Skip to main content

Pipeline Cache

note

For an in-depth explanation of the DataOps pipeline types and structure, see the Pipeline Overview documentation.

The pipeline cache is saved on the DataOps.live runner host machine in the /agent_cache folder or the cache folder specified during the Runner Installation. A folder with a name set to pipeline id/number is created inside /agent_cache for each pipeline. This pipeline cache is designed to reduce pipeline build- and runtime by allowing components or dependencies from a particular pipeline run to be used in subsequent runs without being created or downloaded at the start of every pipeline run.

This cache also saves and retrieves the encrypted secrets stored in the DataOps.live vault. This vault contains the credentials specified in YAML files in the host machine's /secrets folder.

See the Vault document for more information.

By default, the pipeline cache is not removed from the host machine. However, if required, it can be destroyed by setting the environment variable CACHE_CLEANUP. The following code snippet shows how to set CACHE_CLEANUP to ensure the cache is removed from the host machine at the end of the pipeline run.

clean-cache:
extends:
- .agent_tag
image: $DATAOPS_BASE_RUNNER_IMAGE
stage: Clean Up
variables:
CACHE_CLEANUP: 1

This cleans up the whole cache for the current pipeline if /dataops is called with CACHE_CLEANUP.

danger

If any other job runs after the cache is deleted, it may lead to failure or an incorrect result. Therefore, it is best to avoid setting the CACHE_CLEANUP environment variable.

Pipeline cache details

The DataOps Runner configuration will mount /cache/$AGENT_TAG:/agent_cache/:rw. In other words, /cache/$AGENT_TAG on the host gets mounted to /agent_cache in each pipeline's job container.
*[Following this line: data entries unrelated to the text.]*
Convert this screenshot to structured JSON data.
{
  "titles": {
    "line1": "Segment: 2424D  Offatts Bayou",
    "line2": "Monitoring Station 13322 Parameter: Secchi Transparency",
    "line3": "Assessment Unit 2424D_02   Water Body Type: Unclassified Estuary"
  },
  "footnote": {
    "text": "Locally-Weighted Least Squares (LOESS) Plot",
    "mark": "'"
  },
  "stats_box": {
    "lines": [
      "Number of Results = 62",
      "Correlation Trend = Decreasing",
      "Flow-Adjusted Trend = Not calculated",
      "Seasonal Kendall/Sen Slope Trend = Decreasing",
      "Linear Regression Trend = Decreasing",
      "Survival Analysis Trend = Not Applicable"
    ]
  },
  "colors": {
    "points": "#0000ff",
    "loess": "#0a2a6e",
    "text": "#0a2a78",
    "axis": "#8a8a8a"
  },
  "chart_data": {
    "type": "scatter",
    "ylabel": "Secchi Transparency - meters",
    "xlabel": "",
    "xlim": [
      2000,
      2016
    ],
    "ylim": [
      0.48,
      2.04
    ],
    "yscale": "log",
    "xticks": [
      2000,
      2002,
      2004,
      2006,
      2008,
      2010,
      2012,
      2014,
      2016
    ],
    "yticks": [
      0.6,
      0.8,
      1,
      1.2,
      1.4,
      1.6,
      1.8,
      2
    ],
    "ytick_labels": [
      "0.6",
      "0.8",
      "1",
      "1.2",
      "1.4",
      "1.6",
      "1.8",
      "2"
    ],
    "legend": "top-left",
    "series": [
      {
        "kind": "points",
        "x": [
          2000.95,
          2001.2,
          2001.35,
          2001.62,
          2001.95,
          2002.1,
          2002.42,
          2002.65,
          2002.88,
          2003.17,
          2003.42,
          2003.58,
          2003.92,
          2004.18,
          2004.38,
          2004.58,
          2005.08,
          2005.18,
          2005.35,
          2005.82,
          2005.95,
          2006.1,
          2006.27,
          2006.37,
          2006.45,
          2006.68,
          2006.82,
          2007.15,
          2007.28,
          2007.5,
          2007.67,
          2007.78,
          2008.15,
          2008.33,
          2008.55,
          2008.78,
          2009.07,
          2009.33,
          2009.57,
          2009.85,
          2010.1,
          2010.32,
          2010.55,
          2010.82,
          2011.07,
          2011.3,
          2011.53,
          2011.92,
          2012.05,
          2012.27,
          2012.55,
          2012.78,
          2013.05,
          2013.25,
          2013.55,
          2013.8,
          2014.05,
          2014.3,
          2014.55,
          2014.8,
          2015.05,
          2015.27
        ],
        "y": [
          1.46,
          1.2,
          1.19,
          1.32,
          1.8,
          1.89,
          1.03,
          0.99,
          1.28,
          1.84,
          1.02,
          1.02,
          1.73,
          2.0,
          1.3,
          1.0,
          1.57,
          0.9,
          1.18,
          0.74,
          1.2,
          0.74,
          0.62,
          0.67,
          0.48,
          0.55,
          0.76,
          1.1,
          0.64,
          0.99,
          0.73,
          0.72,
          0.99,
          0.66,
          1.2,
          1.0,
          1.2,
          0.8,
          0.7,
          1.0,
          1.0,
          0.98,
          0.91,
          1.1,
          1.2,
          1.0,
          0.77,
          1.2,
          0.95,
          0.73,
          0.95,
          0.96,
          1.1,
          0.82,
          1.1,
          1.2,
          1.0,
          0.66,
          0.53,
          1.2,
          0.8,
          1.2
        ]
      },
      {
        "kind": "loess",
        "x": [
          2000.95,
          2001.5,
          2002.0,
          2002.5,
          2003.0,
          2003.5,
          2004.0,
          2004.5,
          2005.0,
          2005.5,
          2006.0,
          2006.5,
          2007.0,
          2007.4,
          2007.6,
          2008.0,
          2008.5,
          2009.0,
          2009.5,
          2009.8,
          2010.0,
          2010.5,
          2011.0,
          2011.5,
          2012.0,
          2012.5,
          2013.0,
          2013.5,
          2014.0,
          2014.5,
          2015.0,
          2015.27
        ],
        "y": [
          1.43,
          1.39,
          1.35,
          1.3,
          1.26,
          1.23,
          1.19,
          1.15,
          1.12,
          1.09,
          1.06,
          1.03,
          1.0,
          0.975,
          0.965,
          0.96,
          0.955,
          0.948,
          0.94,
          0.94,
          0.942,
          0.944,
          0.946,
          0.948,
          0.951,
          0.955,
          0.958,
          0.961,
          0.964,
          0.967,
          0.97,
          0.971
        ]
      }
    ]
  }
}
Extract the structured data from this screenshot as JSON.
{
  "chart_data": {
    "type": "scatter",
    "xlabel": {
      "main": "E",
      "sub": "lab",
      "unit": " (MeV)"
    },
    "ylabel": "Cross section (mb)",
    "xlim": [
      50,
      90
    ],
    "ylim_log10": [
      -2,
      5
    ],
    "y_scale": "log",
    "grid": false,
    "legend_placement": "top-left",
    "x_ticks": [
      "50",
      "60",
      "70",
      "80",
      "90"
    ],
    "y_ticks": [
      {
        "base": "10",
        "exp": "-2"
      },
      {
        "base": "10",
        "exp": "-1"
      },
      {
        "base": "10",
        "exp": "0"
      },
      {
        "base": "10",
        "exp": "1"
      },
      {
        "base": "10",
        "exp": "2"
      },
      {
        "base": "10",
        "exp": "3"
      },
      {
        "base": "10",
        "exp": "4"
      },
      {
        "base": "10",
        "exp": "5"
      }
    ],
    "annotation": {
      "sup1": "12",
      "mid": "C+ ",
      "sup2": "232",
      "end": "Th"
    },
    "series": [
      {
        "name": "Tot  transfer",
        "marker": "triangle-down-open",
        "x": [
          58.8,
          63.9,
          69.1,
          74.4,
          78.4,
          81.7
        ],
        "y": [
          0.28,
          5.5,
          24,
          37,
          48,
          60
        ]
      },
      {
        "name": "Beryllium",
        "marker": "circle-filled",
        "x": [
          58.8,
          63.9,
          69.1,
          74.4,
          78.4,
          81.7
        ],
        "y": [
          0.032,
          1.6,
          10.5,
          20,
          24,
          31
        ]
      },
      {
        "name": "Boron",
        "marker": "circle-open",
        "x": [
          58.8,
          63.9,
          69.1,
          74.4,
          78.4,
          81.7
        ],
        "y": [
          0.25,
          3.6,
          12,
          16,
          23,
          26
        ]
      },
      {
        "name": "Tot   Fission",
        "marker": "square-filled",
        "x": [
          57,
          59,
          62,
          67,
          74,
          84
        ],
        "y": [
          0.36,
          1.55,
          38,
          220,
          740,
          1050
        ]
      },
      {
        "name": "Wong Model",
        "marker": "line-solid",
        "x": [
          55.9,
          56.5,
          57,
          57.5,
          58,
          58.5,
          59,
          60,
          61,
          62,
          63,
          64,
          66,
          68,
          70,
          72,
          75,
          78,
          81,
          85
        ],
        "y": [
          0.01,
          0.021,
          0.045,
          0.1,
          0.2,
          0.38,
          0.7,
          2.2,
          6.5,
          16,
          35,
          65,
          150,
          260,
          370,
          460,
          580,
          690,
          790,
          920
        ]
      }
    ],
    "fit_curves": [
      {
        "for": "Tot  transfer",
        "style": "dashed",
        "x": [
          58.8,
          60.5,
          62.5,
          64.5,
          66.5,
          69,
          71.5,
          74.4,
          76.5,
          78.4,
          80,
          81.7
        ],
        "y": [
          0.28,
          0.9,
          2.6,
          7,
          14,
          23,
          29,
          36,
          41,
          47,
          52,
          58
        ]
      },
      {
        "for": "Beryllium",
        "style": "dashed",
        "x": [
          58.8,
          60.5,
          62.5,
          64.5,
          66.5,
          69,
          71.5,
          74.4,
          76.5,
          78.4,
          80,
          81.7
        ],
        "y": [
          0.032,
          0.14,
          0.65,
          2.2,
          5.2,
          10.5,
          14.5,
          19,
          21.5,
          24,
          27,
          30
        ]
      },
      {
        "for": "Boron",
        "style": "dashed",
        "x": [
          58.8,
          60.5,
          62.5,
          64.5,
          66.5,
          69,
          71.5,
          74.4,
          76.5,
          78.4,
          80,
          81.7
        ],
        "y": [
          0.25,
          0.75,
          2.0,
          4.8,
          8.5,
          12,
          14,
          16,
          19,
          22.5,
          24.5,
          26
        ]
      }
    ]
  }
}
And, to avoid conflicts between different pipelines that use the same agent, each job will create (if it doesn't exist) a /agent_cache/$CI_PIPELINE_ID directory and then logically link this to /cache. As a result, all other functions in a job can just read and write from /cache without interfering with other pipelines.

Lastly, suppose there is a security need to isolate one pipeline from all other pipelines. In that case, it should have its own DataOps Runner, preventing other pipelines from physically reading any of its caches.